A sessão extraordinária do Supremo Tribunal Federal (STF) sobre o pedido de André Mendonça para investigar as relações entre Alexandre de Moraes e Daniel Vorcaro, ex-controlador do Banco Master, foi marcada por um confronto entre ministros. Mendonça interrompeu a manifestação de Gilmar Mendes e afirmou: “Vossa Excelência está sendo leviano, ministro”.
Gilmar sustentou que o debate não deveria se restringir à eventual investigação de um integrante específico da Corte. Para ele, também seria necessário discutir os critérios usados na abertura de procedimentos contra ministros do Supremo e a distribuição do rigor da persecução penal conforme a identidade de quem investiga.

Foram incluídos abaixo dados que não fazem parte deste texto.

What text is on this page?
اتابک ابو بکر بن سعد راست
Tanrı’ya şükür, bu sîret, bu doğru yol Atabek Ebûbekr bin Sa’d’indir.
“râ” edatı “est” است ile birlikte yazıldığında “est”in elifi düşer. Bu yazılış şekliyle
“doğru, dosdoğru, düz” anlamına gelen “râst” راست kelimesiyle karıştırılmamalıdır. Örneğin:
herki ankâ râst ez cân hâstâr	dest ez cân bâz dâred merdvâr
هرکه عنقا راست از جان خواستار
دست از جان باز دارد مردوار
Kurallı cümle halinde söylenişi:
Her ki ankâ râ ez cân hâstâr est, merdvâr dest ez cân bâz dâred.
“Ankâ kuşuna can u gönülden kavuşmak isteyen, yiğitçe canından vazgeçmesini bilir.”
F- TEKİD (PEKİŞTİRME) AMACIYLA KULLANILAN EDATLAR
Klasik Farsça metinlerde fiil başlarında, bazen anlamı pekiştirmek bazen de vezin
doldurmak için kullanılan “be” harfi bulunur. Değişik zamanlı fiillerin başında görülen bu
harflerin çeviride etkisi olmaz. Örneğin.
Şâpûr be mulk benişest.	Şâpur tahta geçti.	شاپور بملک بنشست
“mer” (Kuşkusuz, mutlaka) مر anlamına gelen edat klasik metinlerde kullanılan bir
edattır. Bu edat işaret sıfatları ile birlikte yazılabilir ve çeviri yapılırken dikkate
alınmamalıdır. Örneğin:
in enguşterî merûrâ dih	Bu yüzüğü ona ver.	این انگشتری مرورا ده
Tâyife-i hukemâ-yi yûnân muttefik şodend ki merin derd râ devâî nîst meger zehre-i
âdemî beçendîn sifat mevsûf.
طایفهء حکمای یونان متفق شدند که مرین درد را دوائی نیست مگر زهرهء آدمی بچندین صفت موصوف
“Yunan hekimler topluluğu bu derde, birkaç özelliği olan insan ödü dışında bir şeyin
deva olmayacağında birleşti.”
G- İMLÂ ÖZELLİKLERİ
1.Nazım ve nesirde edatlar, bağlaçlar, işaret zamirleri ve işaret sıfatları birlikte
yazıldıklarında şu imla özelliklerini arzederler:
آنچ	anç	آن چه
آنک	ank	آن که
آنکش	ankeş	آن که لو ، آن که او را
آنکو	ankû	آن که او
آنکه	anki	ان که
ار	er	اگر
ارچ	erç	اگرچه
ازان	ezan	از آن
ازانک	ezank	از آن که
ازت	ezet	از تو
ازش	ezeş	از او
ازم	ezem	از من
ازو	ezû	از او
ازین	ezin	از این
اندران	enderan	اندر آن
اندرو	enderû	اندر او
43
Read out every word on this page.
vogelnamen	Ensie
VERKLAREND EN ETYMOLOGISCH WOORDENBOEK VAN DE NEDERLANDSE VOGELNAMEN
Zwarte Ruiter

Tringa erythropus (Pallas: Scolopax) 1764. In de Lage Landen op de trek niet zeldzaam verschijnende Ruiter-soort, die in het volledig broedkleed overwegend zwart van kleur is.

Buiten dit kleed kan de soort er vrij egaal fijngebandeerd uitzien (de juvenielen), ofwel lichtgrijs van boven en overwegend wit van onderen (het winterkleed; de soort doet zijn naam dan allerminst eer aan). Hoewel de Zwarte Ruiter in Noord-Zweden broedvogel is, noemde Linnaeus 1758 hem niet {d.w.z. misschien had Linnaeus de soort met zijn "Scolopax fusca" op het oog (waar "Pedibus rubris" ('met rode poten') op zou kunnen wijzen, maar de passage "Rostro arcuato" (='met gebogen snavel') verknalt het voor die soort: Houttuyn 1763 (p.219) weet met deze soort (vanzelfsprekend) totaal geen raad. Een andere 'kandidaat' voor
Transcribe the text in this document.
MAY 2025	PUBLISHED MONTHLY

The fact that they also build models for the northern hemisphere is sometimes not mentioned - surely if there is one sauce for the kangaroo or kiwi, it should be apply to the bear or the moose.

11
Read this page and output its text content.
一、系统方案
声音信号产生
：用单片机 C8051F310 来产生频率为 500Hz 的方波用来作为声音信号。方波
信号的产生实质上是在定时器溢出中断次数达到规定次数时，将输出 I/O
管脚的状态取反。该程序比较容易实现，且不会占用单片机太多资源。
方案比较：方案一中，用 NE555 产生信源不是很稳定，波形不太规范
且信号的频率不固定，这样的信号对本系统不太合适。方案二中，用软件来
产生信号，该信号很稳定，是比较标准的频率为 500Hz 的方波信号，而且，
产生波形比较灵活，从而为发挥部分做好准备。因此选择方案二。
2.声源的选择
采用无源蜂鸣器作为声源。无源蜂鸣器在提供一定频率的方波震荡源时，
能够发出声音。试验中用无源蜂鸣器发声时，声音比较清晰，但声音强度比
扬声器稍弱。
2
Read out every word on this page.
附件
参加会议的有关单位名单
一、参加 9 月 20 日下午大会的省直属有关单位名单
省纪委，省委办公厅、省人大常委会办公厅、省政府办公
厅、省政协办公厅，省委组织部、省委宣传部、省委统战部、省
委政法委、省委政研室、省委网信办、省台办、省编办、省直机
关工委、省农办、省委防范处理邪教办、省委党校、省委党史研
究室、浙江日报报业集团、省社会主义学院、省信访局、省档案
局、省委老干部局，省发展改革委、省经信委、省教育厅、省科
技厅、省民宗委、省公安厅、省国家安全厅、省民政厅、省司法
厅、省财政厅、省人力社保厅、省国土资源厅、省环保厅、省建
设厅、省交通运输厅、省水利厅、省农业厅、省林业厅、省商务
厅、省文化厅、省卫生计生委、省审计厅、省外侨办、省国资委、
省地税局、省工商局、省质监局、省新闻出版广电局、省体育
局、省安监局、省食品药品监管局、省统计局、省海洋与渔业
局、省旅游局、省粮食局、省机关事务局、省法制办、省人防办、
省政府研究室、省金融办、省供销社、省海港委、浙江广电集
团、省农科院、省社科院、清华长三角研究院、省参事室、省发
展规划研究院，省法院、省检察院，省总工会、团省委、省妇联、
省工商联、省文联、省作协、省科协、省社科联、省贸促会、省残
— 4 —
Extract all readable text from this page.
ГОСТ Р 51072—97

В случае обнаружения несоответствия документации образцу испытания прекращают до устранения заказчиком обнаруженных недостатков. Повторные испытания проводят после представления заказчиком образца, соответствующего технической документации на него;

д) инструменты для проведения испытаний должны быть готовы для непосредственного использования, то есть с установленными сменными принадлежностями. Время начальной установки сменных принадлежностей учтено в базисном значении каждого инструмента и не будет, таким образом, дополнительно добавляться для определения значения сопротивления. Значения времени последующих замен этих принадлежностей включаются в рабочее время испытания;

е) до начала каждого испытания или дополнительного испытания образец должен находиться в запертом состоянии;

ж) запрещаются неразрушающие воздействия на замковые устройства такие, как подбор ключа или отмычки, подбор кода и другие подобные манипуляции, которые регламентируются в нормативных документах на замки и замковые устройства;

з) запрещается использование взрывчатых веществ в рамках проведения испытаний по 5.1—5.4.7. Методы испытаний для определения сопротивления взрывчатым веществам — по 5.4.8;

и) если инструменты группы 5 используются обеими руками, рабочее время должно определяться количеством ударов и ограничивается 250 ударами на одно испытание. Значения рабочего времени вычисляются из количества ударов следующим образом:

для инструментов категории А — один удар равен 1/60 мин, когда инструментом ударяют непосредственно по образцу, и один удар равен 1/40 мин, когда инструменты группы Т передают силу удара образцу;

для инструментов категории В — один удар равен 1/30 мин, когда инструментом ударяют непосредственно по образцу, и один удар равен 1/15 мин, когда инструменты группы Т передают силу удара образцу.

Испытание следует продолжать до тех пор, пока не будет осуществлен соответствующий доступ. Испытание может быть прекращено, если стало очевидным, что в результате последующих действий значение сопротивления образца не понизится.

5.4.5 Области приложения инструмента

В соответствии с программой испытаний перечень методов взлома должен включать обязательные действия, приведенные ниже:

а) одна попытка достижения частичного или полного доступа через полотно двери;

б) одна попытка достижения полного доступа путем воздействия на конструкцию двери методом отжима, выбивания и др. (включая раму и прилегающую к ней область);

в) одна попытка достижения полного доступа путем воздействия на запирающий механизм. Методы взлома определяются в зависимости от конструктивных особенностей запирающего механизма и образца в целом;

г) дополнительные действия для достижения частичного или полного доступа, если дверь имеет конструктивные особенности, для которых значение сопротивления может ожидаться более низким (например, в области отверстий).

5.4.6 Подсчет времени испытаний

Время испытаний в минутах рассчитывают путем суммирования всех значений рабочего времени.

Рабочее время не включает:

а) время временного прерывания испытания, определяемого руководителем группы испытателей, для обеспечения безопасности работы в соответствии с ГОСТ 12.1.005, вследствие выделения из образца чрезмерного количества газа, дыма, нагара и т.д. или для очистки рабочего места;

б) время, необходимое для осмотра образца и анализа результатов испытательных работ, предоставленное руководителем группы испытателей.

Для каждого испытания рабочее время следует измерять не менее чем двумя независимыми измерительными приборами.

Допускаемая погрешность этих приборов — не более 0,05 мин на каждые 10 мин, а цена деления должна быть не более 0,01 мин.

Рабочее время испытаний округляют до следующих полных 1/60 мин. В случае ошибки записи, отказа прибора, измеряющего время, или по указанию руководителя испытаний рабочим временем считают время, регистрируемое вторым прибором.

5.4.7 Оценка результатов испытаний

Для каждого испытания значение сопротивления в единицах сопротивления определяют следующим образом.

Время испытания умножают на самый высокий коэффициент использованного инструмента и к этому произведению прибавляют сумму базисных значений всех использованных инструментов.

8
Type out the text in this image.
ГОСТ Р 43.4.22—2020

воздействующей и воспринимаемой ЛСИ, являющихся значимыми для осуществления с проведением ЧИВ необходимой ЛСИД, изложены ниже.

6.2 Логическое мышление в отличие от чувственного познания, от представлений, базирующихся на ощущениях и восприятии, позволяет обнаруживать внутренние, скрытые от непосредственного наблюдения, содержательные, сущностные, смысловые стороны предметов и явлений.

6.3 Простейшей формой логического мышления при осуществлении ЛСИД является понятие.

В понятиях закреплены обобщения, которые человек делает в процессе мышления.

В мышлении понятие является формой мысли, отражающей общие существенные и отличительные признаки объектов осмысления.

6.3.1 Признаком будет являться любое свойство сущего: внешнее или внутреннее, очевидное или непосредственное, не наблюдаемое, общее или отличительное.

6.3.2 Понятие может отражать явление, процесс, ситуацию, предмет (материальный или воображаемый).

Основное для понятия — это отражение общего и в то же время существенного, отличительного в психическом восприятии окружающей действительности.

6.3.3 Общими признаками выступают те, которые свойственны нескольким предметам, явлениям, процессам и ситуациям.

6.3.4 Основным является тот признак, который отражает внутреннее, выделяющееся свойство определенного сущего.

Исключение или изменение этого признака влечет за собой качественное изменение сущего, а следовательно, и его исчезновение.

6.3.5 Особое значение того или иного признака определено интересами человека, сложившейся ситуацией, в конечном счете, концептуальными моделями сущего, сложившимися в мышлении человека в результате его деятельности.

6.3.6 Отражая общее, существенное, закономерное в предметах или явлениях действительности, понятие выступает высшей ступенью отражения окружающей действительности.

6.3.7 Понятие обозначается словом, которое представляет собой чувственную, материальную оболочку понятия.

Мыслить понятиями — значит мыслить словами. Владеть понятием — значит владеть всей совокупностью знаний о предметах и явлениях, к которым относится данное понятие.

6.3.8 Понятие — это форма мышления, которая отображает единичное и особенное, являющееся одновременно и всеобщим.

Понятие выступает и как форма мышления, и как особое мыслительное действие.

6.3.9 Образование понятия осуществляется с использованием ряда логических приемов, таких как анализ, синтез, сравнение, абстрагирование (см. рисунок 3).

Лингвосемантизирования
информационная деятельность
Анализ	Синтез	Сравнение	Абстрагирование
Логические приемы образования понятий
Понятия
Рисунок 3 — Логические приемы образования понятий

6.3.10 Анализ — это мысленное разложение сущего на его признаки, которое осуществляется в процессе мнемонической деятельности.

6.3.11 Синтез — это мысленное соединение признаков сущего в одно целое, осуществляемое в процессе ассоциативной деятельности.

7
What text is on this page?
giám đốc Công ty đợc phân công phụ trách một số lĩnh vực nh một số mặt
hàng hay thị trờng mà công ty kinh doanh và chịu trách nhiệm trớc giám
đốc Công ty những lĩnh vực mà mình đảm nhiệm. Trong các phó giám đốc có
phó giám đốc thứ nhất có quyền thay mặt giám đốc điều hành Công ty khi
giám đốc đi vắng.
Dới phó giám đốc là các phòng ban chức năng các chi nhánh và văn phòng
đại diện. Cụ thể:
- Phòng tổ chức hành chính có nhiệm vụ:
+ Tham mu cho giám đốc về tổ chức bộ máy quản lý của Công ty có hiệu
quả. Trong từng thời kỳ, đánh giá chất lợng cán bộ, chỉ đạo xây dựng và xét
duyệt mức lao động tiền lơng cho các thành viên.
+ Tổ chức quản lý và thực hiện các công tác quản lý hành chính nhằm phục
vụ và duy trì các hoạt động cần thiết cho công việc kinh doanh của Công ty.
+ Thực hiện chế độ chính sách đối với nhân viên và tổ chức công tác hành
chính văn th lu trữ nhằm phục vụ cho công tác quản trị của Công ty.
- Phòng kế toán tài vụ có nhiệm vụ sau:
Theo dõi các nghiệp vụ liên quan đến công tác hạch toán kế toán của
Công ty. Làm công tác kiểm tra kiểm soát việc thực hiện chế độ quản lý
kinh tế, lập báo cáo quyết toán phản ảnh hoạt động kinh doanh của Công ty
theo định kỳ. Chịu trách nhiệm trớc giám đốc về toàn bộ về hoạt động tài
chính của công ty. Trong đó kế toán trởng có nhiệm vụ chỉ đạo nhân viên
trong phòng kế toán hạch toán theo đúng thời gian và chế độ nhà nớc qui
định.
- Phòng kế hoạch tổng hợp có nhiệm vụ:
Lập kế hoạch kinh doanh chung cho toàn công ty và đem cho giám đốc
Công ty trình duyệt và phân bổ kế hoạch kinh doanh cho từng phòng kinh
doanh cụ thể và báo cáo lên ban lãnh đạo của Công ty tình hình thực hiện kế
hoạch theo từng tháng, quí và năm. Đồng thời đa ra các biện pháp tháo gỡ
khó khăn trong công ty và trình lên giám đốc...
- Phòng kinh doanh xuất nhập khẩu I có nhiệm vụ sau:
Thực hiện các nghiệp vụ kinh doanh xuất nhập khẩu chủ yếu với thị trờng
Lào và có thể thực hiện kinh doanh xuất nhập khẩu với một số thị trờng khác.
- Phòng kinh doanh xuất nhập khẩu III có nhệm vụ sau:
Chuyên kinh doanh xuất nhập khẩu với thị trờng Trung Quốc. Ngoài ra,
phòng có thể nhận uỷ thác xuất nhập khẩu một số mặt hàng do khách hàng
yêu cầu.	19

Críticas à condução do caso
Durante sua fala, Gilmar afirmou que houve um viés político-eleitoral na forma como o processo foi conduzido. Ao retomar a palavra, pediu que Mendonça aguardasse sua manifestação e declarou que a escolha do 7 de Setembro evidenciaria uma condução político-eleitoral. Em seguida, classificou o episódio como um “pixuleco” e um boneco eleitoral.
Mendonça respondeu que Gilmar não deveria apontar o dedo para ele e declarou que não estava falando com qualquer um. O embate ocorreu enquanto o plenário analisava o pedido para abrir uma investigação sobre as relações entre Moraes e Vorcaro.
Vazamentos e colegialidade
Na sequência, Gilmar questionou a origem de vazamentos ligados ao caso. Edson Fachin, presidente do STF, informou que eventuais vazamentos estão sendo investigados pela própria Corte.
Ao encerrar sua manifestação, Gilmar disse que uma decisão sobre tema de tamanha gravidade não deveria ser tomada sob influência externa nem sem respeito à colegialidade do tribunal, especialmente durante o ciclo eleitoral.
A sessão ocorre após a divulgação, em 1º de setembro, de mensagens trocadas entre Moraes e Vorcaro. O episódio provocou uma crise interna no STF e levou Fachin a assumir a relatoria da questão.